We tested the hypothesis that dexmedetomidine (Dex) has greater α2- vs. α1 selectivity than clonidine and causes more α2-selective vasoconstriction in the human forearm. After local β-adrenergic blockade with propranolol, forearm blood flow (plethysmography) responses to brachial artery administration of Dex, clonidine, and phenylephrine (α1-agonist) were determined in healthy young adults before and after α2-blockade with yohimbine ( n = 10) or α1-blockade with prazosin ( n = 9). Yohimbine had no effect on phenylephrine-mediated vasoconstriction but blunted Dex-mediated vasoconstriction (mean ± SE: −41 ± 5 vs. −11 ± 2%; before vs. after yohimbine) more than clonidine-mediated vasoconstriction (−39 ± 5 vs. −28 ± 4%; before vs. after yohimbine) ( P < 0.02). Prazosin blunted phenylephrine-mediated vasoconstriction (−39 ± 4 vs. −8 ± 2%; before vs. after prazosin) but had similar effects on both Dex- (−30 ± 4 vs. −39 ± 6%; before vs. after prazosin) and clonidine-mediated vasoconstriction (−29 ± 3 vs. −41 ± 7%; before vs. after prazosin) ( P > 0.7).
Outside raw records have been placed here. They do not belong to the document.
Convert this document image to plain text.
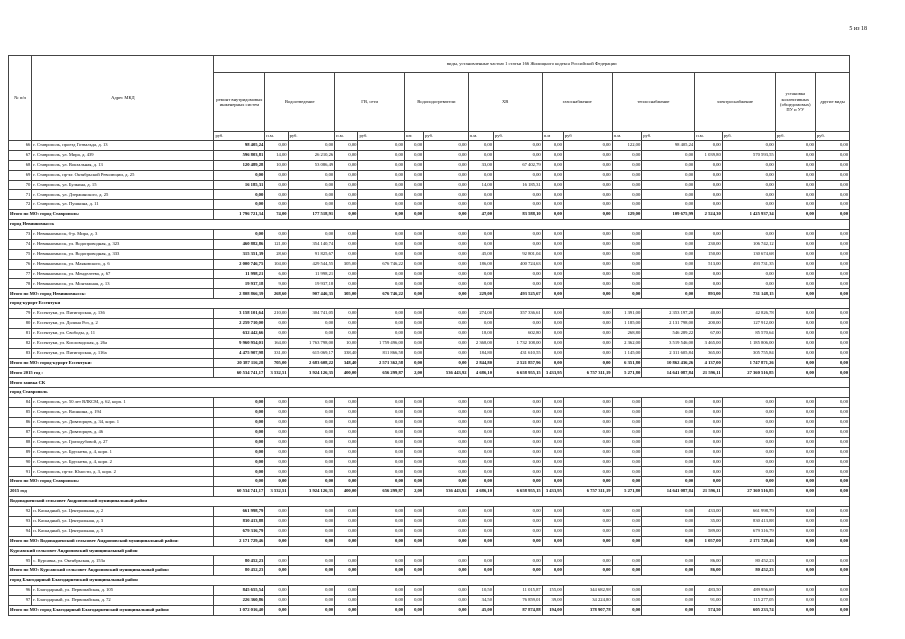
5 из 18
№ п/п	Адрес МКД	виды, установленные частью 1 статьи 166 Жилищного кодекса Российской Федерации																
		ремонт внутридомовых инженерных систем	Водоотведение		ГВ, сети		Водоподогреватели		ХВ		газоснабжение		теплоснабжение		электроснабжение		установка коллективных (общедомовых) ПУ и УУ	другие виды
		руб.	п.м.	руб.	п.м.	руб.	шт.	руб.	п.м.	руб.	п.м	руб	п.м.	руб.	п.м.	руб.	руб.	руб.
66	г. Ставрополь, проезд Готвальда, д. 13	98 405,24	0,00	0,00	0,00	0,00	0,00	0,00	0,00	0,00	0,00	0,00	122,00	98 405,24	0,00	0,00	0,00	0,00
67	г. Ставрополь, ул. Мира, д. 439	596 803,81	14,00	26 210,26	0,00	0,00	0,00	0,00	0,00	0,00	0,00	0,00	0,00	0,00	1 039,80	570 593,55	0,00	0,00
68	г. Ставрополь, ул. Вокзальная, д. 13	120 489,28	10,00	53 086,49	0,00	0,00	0,00	0,00	33,00	67 402,79	0,00	0,00	0,00	0,00	0,00	0,00	0,00	0,00
69	г. Ставрополь, пр-кт. Октябрьской Революции, д. 25	0,00	0,00	0,00	0,00	0,00	0,00	0,00	0,00	0,00	0,00	0,00	0,00	0,00	0,00	0,00	0,00	0,00
70	г. Ставрополь, ул. Булкина, д. 15	16 185,31	0,00	0,00	0,00	0,00	0,00	0,00	14,00	16 185,31	0,00	0,00	0,00	0,00	0,00	0,00	0,00	0,00
71	г. Ставрополь, ул. Дзержинского, д. 25	0,00	0,00	0,00	0,00	0,00	0,00	0,00	0,00	0,00	0,00	0,00	0,00	0,00	0,00	0,00	0,00	0,00
72	г. Ставрополь, ул. Пушкина, д. 11	0,00	0,00	0,00	0,00	0,00	0,00	0,00	0,00	0,00	0,00	0,00	0,00	0,00	0,00	0,00	0,00	0,00
Итого по МО: город Ставрополь:		1 796 721,34	74,00	177 518,91	0,00	0,00	0,00	0,00	47,00	83 588,10	0,00	0,00	129,00	109 675,99	2 524,30	1 425 937,34	0,00	0,00
город Невинномысск																		
73	г. Невинномысск, б-р. Мира, д. 3	0,00	0,00	0,00	0,00	0,00	0,00	0,00	0,00	0,00	0,00	0,00	0,00	0,00	0,00	0,00	0,00	0,00
74	г. Невинномысск, ул. Водопроводная, д. 323	460 882,86	121,00	354 140,74	0,00	0,00	0,00	0,00	0,00	0,00	0,00	0,00	0,00	0,00	230,00	106 742,12	0,00	0,00
75	г. Невинномысск, ул. Водопроводная, д. 333	315 351,39	28,60	91 825,67	0,00	0,00	0,00	0,00	45,00	92 801,04	0,00	0,00	0,00	0,00	150,00	130 674,68	0,00	0,00
76	г. Невинномысск, ул. Маяковского, д. 6	2 000 746,75	104,00	429 544,55	305,00	676 746,22	0,00	0,00	186,00	400 724,63	0,00	0,00	0,00	0,00	513,00	493 731,35	0,00	0,00
77	г. Невинномысск, ул. Менделеева, д. 67	11 998,21	6,00	11 998,21	0,00	0,00	0,00	0,00	0,00	0,00	0,00	0,00	0,00	0,00	0,00	0,00	0,00	0,00
78	г. Невинномысск, ул. Монтажная, д. 13	19 937,18	9,00	19 937,18	0,00	0,00	0,00	0,00	0,00	0,00	0,00	0,00	0,00	0,00	0,00	0,00	0,00	0,00
Итого по МО: город Невинномысск:		2 808 866,39	268,60	907 446,35	305,00	676 746,22	0,00	0,00	229,00	493 525,67	0,00	0,00	0,00	0,00	893,00	731 148,15	0,00	0,00
город-курорт Ессентуки																		
79	г. Ессентуки, ул. Пятигорская, д. 136	3 158 101,64	210,00	304 741,05	0,00	0,00	0,00	0,00	274,00	357 336,61	0,00	0,00	1 391,00	2 353 197,20	40,00	42 826,78	0,00	0,00
80	г. Ессентуки, ул. Долина Роз, д. 2	2 259 710,00	0,00	0,00	0,00	0,00	0,00	0,00	0,00	0,00	0,00	0,00	1 185,00	2 131 798,00	200,00	127 912,00	0,00	0,00
81	г. Ессентуки, ул. Свободы, д. 11	632 442,66	0,00	0,00	0,00	0,00	0,00	0,00	18,00	602,80	0,00	0,00	268,80	546 289,22	67,00	85 570,64	0,00	0,00
82	г. Ессентуки, ул. Кисловодская, д. 26а	9 960 954,01	164,00	1 763 798,00	10,00	1 759 496,00	0,00	0,00	2 368,00	1 732 108,00	0,00	0,00	2 362,00	3 519 546,00	3 465,00	1 185 806,00	0,00	0,00
83	г. Ессентуки, ул. Пятигорская, д. 116а	4 475 907,98	331,00	615 069,17	338,40	811 866,58	0,00	0,00	184,80	431 610,55	0,00	0,00	1 145,00	2 311 605,84	365,00	305 755,84	0,00	0,00
Итого по МО: город-курорт Ессентуки:		20 387 116,28	705,00	2 683 608,22	348,40	2 571 362,58	0,00	0,00	2 844,80	2 521 857,96	0,00	0,00	6 351,80	10 862 436,26	4 137,00	1 747 871,26	0,00	0,00
Итого 2015 год :		60 534 741,17	3 532,51	3 924 126,35	400,00	656 299,87	2,00	536 443,92	4 686,10	6 658 955,15	3 433,95	6 757 311,19	5 271,80	14 641 087,84	21 596,11	27 360 516,85	0,00	0,00
Итого заявка СК																		
город Ставрополь																		
84	г. Ставрополь, ул. 50 лет ВЛКСМ, д. 62, корп. 1	0,00	0,00	0,00	0,00	0,00	0,00	0,00	0,00	0,00	0,00	0,00	0,00	0,00	0,00	0,00	0,00	0,00
85	г. Ставрополь, ул. Васякина, д. 194	0,00	0,00	0,00	0,00	0,00	0,00	0,00	0,00	0,00	0,00	0,00	0,00	0,00	0,00	0,00	0,00	0,00
86	г. Ставрополь, ул. Доваторцев, д. 34, корп. 1	0,00	0,00	0,00	0,00	0,00	0,00	0,00	0,00	0,00	0,00	0,00	0,00	0,00	0,00	0,00	0,00	0,00
87	г. Ставрополь, ул. Доваторцев, д. 46	0,00	0,00	0,00	0,00	0,00	0,00	0,00	0,00	0,00	0,00	0,00	0,00	0,00	0,00	0,00	0,00	0,00
88	г. Ставрополь, ул. Гризодубовой, д. 27	0,00	0,00	0,00	0,00	0,00	0,00	0,00	0,00	0,00	0,00	0,00	0,00	0,00	0,00	0,00	0,00	0,00
89	г. Ставрополь, ул. Бруснева, д. 4, корп. 1	0,00	0,00	0,00	0,00	0,00	0,00	0,00	0,00	0,00	0,00	0,00	0,00	0,00	0,00	0,00	0,00	0,00
90	г. Ставрополь, ул. Бруснева, д. 4, корп. 2	0,00	0,00	0,00	0,00	0,00	0,00	0,00	0,00	0,00	0,00	0,00	0,00	0,00	0,00	0,00	0,00	0,00
91	г. Ставрополь, пр-кт. Юности, д. 3, корп. 2	0,00	0,00	0,00	0,00	0,00	0,00	0,00	0,00	0,00	0,00	0,00	0,00	0,00	0,00	0,00	0,00	0,00
Итого по МО: город Ставрополь:		0,00	0,00	0,00	0,00	0,00	0,00	0,00	0,00	0,00	0,00	0,00	0,00	0,00	0,00	0,00	0,00	0,00
2015 год		60 534 741,17	3 532,51	3 924 126,35	400,00	656 299,87	2,00	536 443,92	4 686,10	6 658 955,15	3 433,95	6 757 311,19	5 271,80	14 641 087,84	21 596,11	27 360 516,85	0,00	0,00
Водопадненский сельсовет Андроповский муниципальный район																		
92	п. Каскадный, ул. Центральная, д. 2	661 998,79	0,00	0,00	0,00	0,00	0,00	0,00	0,00	0,00	0,00	0,00	0,00	0,00	433,00	661 998,79	0,00	0,00
93	п. Каскадный, ул. Центральная, д. 3	830 413,88	0,00	0,00	0,00	0,00	0,00	0,00	0,00	0,00	0,00	0,00	0,00	0,00	35,00	830 413,88	0,00	0,00
94	п. Каскадный, ул. Центральная, д. 5	679 316,79	0,00	0,00	0,00	0,00	0,00	0,00	0,00	0,00	0,00	0,00	0,00	0,00	589,00	679 316,79	0,00	0,00
Итого по МО: Водопадненский сельсовет Андроповский муниципальный район:		2 171 729,46	0,00	0,00	0,00	0,00	0,00	0,00	0,00	0,00	0,00	0,00	0,00	0,00	1 057,00	2 171 729,46	0,00	0,00
Курсавский сельсовет Андроповский муниципальный район																		
95	с. Курсавка, ул. Октябрьская, д. 153а	80 452,23	0,00	0,00	0,00	0,00	0,00	0,00	0,00	0,00	0,00	0,00	0,00	0,00	86,00	80 452,23	0,00	0,00
Итого по МО: Курсавский сельсовет Андроповский муниципальный район:		80 452,23	0,00	0,00	0,00	0,00	0,00	0,00	0,00	0,00	0,00	0,00	0,00	0,00	86,00	80 452,23	0,00	0,00
город Благодарный Благодарненский муниципальный район																		
96	г. Благодарный, ул. Первомайская, д. 105	845 655,54	0,00	0,00	0,00	0,00	0,00	0,00	10,50	11 015,87	155,00	344 682,98	0,00	0,00	483,50	489 956,69	0,00	0,00
97	г. Благодарный, ул. Первомайская, д. 72	226 360,86	0,00	0,00	0,00	0,00	0,00	0,00	34,50	76 859,01	39,00	34 224,80	0,00	0,00	91,00	115 277,05	0,00	0,00
Итого по МО: город Благодарный Благодарненский муниципальный район:		1 072 016,40	0,00	0,00	0,00	0,00	0,00	0,00	45,00	87 874,88	194,00	378 907,78	0,00	0,00	574,50	605 233,74	0,00	0,00
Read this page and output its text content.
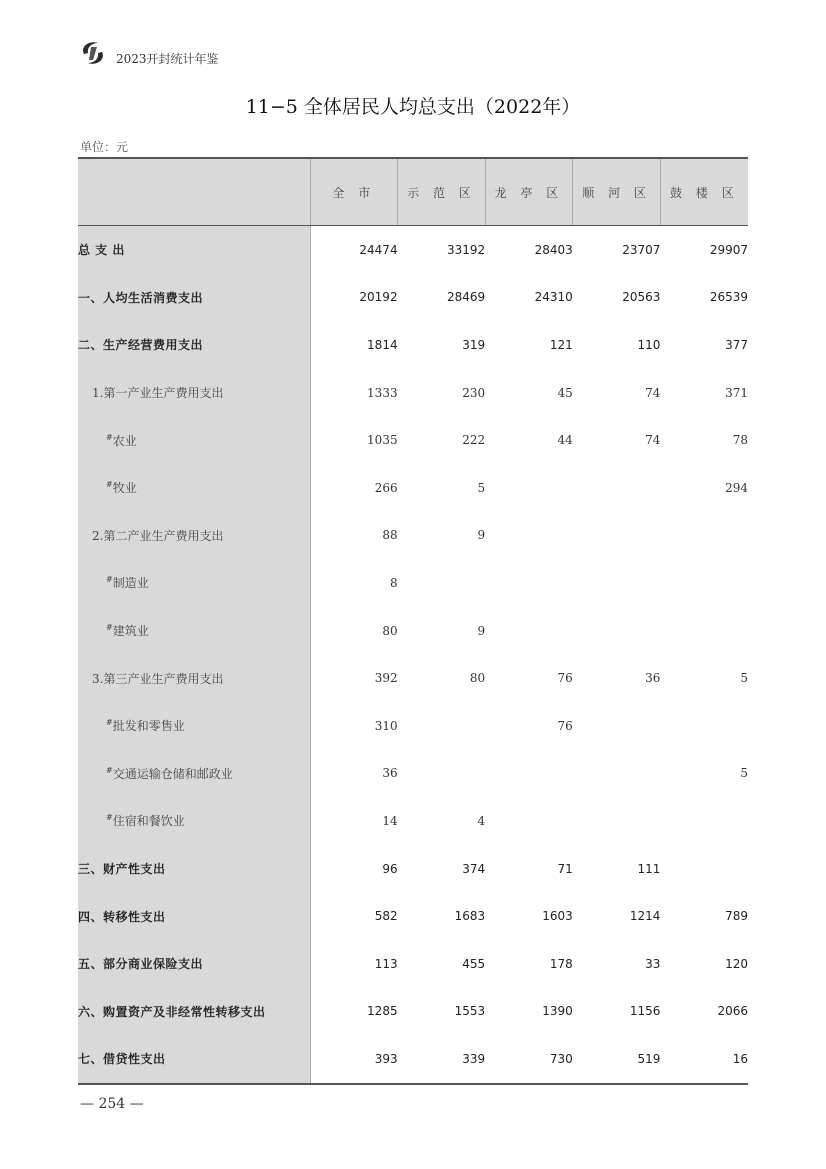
2023开封统计年鉴
11−5 全体居民人均总支出（2022年）
单位：元
	全 市	示 范 区	龙 亭 区	顺 河 区	鼓 楼 区
总 支 出	24474	33192	28403	23707	29907
一、人均生活消费支出	20192	28469	24310	20563	26539
二、生产经营费用支出	1814	319	121	110	377
1.第一产业生产费用支出	1333	230	45	74	371
#农业	1035	222	44	74	78
#牧业	266	5			294
2.第二产业生产费用支出	88	9			
#制造业	8				
#建筑业	80	9			
3.第三产业生产费用支出	392	80	76	36	5
#批发和零售业	310		76		
#交通运输仓储和邮政业	36				5
#住宿和餐饮业	14	4			
三、财产性支出	96	374	71	111	
四、转移性支出	582	1683	1603	1214	789
五、部分商业保险支出	113	455	178	33	120
六、购置资产及非经常性转移支出	1285	1553	1390	1156	2066
七、借贷性支出	393	339	730	519	16
— 254 —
Both Dex and clonidine reduced deep forearm venous norepinephrine concentrations to a similar extent (−59 ± 12 vs. −55 ± 10 pg/ml; Dex vs. clonidine, P > 0.6); this effect was abolished by yohimbine and blunted by prazosin. These results suggest that Dex causes more α2-selective vasoconstriction in the forearm than clonidine. The similar vasoconstrictor responses to both drugs after prazosin might be explained by the presynaptic effects on norepinephrine release.